OUT TO LUNCH
Le New Jazz Orchestra d’Otomo Yoshihide revisite le Out to Lunch d’Eric Dolphy. En apparence, presque un fac-similé ! L’original était pour quintet. La reprise est assurée par quinze musiciens
affûtés. La coloration du quintet fondateur est respectée, bien entendu: saxophone alto, flûte, trompette, vibraphone, clarinette, basse, batterie… La puissance de feu sonore d’Otomo repose sur une plus grande diversité de saxophones (alto, ténor, baryton), s’assure la possibilité de juxtaposer des sonorités différentes de trompettes, de superposer des couches de sax… Et il y ajoute trombone, guitare, piano, sho (instrument traditionnel japonais) ainsi qu’une panoplie actuelle : computer, sinewaves, contact mic, no-imput mixing board…! Pour un hommage turbulent.

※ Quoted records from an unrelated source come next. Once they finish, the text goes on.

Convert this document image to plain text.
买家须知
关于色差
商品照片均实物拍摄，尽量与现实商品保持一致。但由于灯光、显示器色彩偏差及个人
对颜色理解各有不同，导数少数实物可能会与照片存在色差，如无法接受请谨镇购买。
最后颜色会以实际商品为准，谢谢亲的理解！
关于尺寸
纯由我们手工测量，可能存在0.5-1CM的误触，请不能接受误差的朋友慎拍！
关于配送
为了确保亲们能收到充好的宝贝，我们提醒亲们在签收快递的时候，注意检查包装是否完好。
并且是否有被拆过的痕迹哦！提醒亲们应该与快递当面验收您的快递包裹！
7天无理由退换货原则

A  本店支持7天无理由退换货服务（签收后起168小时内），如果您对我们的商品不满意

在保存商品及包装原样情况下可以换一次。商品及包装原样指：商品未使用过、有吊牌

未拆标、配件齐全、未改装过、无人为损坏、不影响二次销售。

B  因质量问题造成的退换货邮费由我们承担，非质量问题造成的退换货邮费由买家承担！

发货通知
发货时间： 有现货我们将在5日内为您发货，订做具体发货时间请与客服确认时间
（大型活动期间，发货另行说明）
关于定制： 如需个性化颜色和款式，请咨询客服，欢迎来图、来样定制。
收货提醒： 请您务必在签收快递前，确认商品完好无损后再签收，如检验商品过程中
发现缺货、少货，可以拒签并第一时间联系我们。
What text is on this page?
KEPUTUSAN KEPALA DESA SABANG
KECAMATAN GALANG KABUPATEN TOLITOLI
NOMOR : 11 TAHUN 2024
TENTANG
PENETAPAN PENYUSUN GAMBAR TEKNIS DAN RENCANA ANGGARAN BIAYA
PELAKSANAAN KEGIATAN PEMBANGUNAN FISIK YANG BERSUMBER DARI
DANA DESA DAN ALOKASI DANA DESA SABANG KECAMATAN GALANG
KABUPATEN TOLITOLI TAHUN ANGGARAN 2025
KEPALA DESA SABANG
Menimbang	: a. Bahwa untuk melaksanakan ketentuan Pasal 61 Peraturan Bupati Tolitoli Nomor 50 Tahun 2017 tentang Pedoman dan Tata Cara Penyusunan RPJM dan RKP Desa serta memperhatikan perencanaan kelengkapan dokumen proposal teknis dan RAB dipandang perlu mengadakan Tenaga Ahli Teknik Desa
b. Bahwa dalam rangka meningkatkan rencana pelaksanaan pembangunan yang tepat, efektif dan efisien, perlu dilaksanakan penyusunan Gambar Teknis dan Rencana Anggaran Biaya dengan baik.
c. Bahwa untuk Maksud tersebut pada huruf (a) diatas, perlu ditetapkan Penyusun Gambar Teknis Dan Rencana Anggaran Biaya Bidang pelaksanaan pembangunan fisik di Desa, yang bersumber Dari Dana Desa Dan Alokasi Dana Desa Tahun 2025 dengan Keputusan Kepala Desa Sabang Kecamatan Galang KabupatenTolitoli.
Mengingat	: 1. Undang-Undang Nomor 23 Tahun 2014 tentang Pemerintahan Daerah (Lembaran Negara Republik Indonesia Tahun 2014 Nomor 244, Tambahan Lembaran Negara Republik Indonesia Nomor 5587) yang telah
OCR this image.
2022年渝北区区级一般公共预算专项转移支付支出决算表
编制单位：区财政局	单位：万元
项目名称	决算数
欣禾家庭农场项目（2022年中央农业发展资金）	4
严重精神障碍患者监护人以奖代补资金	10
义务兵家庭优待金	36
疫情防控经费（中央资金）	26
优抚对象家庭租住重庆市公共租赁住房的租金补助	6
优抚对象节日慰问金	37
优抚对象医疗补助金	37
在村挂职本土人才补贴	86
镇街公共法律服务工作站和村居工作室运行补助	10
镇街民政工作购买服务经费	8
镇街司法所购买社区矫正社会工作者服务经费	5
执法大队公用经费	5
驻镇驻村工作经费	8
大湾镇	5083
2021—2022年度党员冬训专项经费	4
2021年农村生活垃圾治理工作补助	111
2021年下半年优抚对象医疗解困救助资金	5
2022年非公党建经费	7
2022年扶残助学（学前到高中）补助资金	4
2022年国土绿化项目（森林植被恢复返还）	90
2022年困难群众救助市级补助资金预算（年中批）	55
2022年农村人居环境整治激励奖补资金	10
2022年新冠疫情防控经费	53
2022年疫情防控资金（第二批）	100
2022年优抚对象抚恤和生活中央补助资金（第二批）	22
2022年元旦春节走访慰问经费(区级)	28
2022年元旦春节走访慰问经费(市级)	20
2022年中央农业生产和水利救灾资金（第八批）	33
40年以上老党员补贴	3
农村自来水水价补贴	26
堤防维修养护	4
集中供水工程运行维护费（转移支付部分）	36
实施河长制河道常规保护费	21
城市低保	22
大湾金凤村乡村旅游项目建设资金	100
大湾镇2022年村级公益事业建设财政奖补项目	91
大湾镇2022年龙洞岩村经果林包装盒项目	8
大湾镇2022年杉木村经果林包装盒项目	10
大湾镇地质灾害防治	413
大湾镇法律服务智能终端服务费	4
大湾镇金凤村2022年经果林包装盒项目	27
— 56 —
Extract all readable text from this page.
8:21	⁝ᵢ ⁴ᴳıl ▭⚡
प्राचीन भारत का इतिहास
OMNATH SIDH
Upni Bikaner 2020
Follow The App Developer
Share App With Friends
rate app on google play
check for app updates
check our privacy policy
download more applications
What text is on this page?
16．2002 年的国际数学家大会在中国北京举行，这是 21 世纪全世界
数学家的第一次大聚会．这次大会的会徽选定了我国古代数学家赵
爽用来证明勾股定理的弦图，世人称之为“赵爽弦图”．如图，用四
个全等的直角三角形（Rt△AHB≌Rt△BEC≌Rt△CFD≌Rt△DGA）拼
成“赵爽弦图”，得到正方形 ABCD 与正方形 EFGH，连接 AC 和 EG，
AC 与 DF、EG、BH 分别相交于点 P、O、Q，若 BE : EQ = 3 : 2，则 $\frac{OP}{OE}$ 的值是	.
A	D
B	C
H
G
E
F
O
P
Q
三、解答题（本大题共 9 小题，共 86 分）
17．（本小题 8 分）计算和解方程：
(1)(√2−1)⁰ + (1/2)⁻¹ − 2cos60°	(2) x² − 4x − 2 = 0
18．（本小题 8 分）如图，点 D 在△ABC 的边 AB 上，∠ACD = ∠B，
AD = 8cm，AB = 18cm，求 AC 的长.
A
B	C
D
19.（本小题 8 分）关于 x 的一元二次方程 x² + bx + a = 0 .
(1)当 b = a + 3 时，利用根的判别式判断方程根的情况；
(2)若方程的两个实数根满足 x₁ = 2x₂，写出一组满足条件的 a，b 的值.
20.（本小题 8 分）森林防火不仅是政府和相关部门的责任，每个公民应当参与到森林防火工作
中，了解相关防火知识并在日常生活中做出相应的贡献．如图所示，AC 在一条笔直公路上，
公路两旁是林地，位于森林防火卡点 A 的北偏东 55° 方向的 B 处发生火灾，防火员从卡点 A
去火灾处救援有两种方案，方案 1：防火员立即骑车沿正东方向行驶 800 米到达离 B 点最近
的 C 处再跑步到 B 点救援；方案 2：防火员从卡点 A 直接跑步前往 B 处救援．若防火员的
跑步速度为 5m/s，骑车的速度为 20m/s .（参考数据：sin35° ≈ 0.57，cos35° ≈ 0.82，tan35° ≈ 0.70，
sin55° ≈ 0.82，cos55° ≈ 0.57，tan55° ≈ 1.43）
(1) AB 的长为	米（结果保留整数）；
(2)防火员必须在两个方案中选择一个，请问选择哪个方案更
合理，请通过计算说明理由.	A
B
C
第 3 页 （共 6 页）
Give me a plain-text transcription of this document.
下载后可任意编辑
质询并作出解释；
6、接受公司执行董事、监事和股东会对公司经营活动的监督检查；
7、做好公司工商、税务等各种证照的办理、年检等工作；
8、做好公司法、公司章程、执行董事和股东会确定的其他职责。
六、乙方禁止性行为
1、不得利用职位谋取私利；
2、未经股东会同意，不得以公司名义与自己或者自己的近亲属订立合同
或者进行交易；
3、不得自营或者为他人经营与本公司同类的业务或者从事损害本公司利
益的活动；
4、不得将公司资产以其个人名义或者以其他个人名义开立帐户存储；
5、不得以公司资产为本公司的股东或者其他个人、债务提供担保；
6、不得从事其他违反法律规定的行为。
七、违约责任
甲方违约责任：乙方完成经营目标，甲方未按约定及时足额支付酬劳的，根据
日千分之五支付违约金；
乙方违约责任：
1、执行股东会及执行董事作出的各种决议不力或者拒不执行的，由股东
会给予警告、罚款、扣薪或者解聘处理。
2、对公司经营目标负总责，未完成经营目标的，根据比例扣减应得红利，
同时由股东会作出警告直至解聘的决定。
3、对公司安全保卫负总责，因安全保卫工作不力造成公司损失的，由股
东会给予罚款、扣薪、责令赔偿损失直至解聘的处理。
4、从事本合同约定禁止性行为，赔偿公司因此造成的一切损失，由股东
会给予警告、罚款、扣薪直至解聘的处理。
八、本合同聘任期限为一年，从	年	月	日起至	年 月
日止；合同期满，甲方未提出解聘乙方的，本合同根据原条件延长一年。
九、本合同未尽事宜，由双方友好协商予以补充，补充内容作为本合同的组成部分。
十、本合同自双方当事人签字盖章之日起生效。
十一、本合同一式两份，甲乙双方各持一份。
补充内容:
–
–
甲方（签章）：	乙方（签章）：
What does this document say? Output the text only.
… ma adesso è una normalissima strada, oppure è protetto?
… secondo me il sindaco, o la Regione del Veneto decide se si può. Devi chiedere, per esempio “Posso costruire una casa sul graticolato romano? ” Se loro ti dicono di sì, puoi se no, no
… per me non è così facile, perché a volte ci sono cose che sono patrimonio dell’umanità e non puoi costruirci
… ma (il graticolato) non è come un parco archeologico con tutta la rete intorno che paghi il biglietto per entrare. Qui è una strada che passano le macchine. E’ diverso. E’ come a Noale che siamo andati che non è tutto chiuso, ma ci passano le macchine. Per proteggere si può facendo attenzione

La suite des thèmes est identique, joués dans l’ordre. Mais avec une machinerie démente. Tout est survitaminé, hyperactif, bardé de muscles, veines gonflées, pression maximale. Il y a une amplification radicale du style et des moindres spécificités de Dolphy. Un enthousiasme forcené, débordant, qui en rajoute (dans le bon sens du terme) pour révéler la puissance d’une aura méconnue. Les musiciens surinvestissent leur sujet. Mais sans être pompiers, ni grandiloquents ni sirupeux. Ca pêche, c’est un ballet de mouvements agités, démonstratifs, inventifs. Peu de silences, sauf s’ils sont voulus comme cassures, et peu de respirations, de mou : à la conduite puissante, à l’enchaînement saturé des intervenants orthodoxes se surajoutent les griffures acerbes de la guitare électrique qui tisse son commentaire alternatif, et dans les creux palpitent, crépitent toutes sortes de « parasites » électroniques… La masse sonore est impressionnante, survoltée, combative, hérissée et compacte.
Par comparaison, la version originale révèle une « génialité » qui se dit et se donne avec très peu d’étalage, presque humblement, indifférente à l’aura. Les « blancs », les cassures, chez Dolphy, ont quelque chose de désinvolte, le reflet d’un dialogue avec le passage à vide, le silence. Les phrases sont parfaitement exprimées, volontaires, refusant l’affirmatif exagéré, souvent un peu famélique, mélange de clairvoyance savante et de timidité.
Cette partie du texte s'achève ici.